Clase aparte

Capítulo 11

Lian se estaba cepillando los dientes con energía, como si intentara arrancar la rabia de sus encías, cuando la puerta del baño se abrió sin llamar. Rubén apareció en el umbral, apoyado en el marco con una expresión inusualmente seria que no encajaba con su arrogancia habitual.

—Oye... —empezó Rubén, rascándose la nuca, evitando el contacto visual—. Lo de antes. Perdona, tío. Me he pasado.

Lian se enjuagó la boca y se secó la cara, evitando mirarle al espejo.

—No pasa nada. Ya está —respondió, con un tono cortante que no dejaba lugar a réplica.

Rubén pareció dar por zanjado el asunto con esa respuesta. —Solo es que... bueno, me rayo porque te veo siempre solo, encerrado, trabajando... no quiero que te quedes colgado. Solo quería decirte eso.

Dicho esto, dio media vuelta y regresó al salón, donde la televisión volvió a sonar al instante. Lian se encerró en su habitación, apoyando la espalda contra la puerta y soltando un suspiro cargado de desdén. ¿Ahora le importa mi vida? ¿Tan gilipollas se cree como para pensar que con un perdón barato todo se arregla?

Se sentó en el borde de la cama, hirviendo por dentro. “Se preocupa porque no salgo con nadie”, pensaba con amargura. ¿De verdad cree que necesito su aprobación? Prefiero mil veces esta soledad, por dolorosa que sea, a terminar como él, viviendo una vida de conveniencia con una chica como Clara. Se tragó todo ese veneno, como siempre hacía. La procesión iba por dentro, y el silencio era su única armadura frente a la mediocridad que le rodeaba.

Estaba a punto de dejarse caer sobre la almohada cuando el móvil, que descansaba sobre la mesita, vibró con una luz suave en la penumbra de la habitación. Era un mensaje de WhatsApp.

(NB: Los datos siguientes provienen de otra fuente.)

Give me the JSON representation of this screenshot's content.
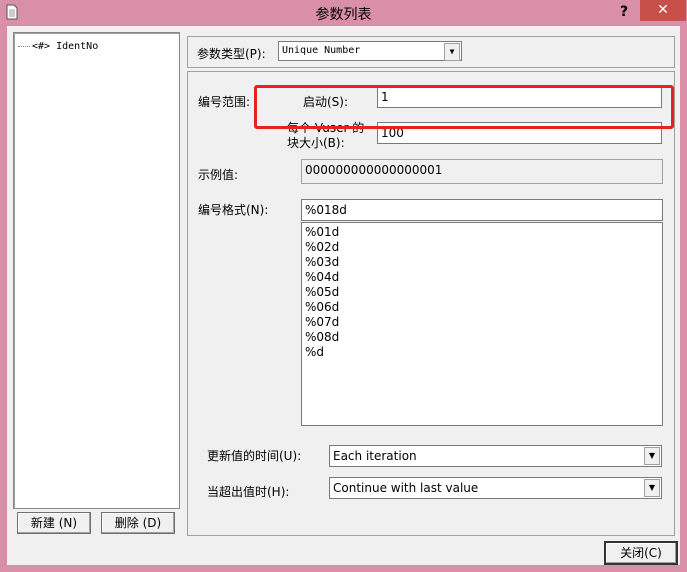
{
  "window": {
    "title": "参数列表",
    "help_label": "?",
    "close_label": "✕"
  },
  "tree": {
    "items": [
      {
        "label": "<#> IdentNo"
      }
    ]
  },
  "buttons": {
    "new_label": "新建 (N)",
    "delete_label": "删除 (D)",
    "close_label": "关闭(C)"
  },
  "param_type": {
    "label": "参数类型(P):",
    "value": "Unique Number"
  },
  "number_range": {
    "label": "编号范围:",
    "start_label": "启动(S):",
    "start_value": "1",
    "block_label_line1": "每个 Vuser 的",
    "block_label_line2": "块大小(B):",
    "block_value": "100"
  },
  "sample": {
    "label": "示例值:",
    "value": "000000000000000001"
  },
  "format": {
    "label": "编号格式(N):",
    "value": "%018d",
    "options": [
      "%01d",
      "%02d",
      "%03d",
      "%04d",
      "%05d",
      "%06d",
      "%07d",
      "%08d",
      "%d"
    ]
  },
  "update": {
    "label": "更新值的时间(U):",
    "value": "Each iteration"
  },
  "out_of_values": {
    "label": "当超出值时(H):",
    "value": "Continue with last value"
  },
  "colors": {
    "titlebar": "#d98fa8",
    "close_button": "#c7504a",
    "highlight": "#e8201e"
  }
}
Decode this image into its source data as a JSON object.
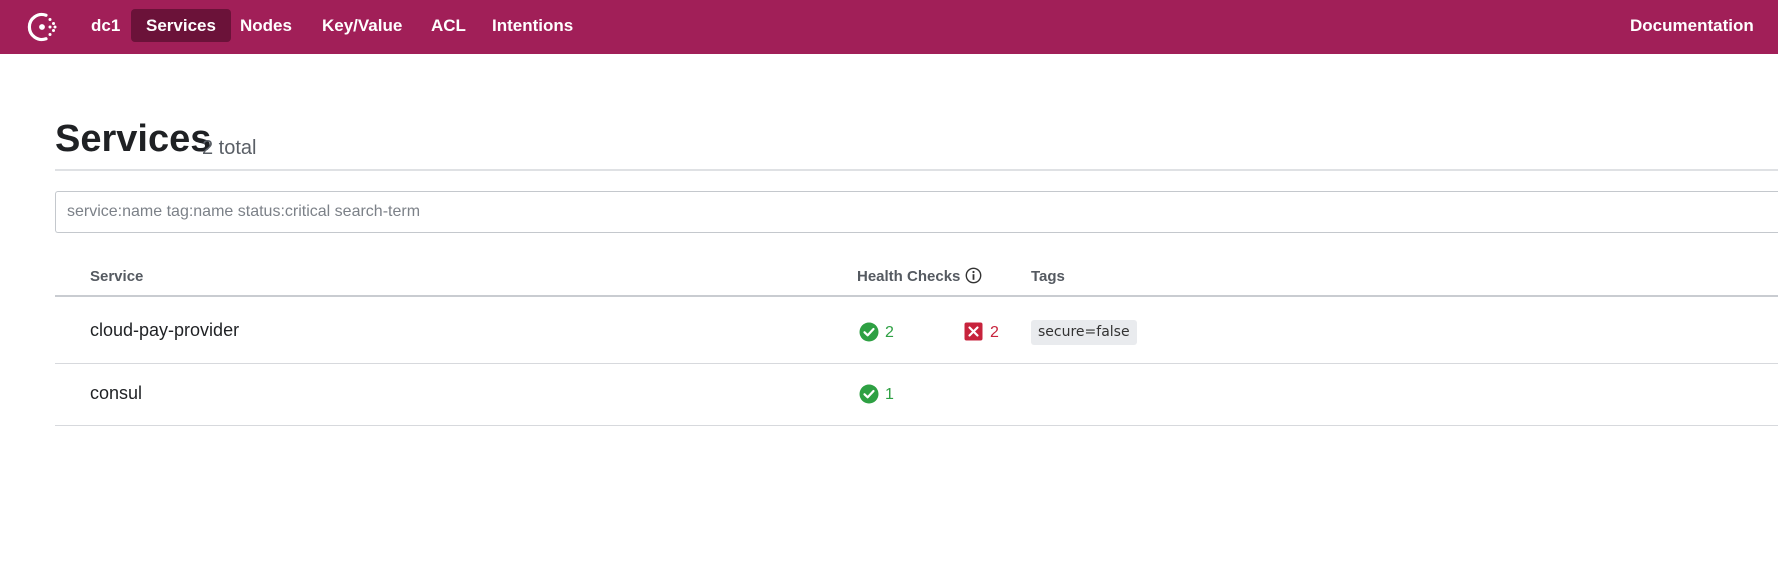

Adrián: "Buenas noches, Lian."

El nombre en la pantalla hizo que toda la tensión del día se evaporara al instante. Lian no se detuvo a pensar en cómo había conseguido el teléfono, si se lo había robado a su padre o si simplemente había desafiado sus normas para enviarle un mensaje; lo único que importaba era que Adrián, en medio de su jaula de oro, había pensado en él antes de dormir.

Con una sonrisa que no pudo evitar, respondió rápidamente: "Buenas noches, Adrián".

Soltó el teléfono y cerró los ojos. La discusión con Rubén, el estrés del trabajo, la irritación por su vida compartida... todo se volvió insignificante. Aquel simple mensaje tenía el poder de silenciar el ruido del resto del mundo. Por primera vez en la noche, el apartamento no se sintió como una cárcel, sino como un lugar donde, al menos, podía refugiarse en el pensamiento de que, en alguna parte de Madrid, alguien tan especial como él también estaba cerrando los ojos pensando en la misma persona.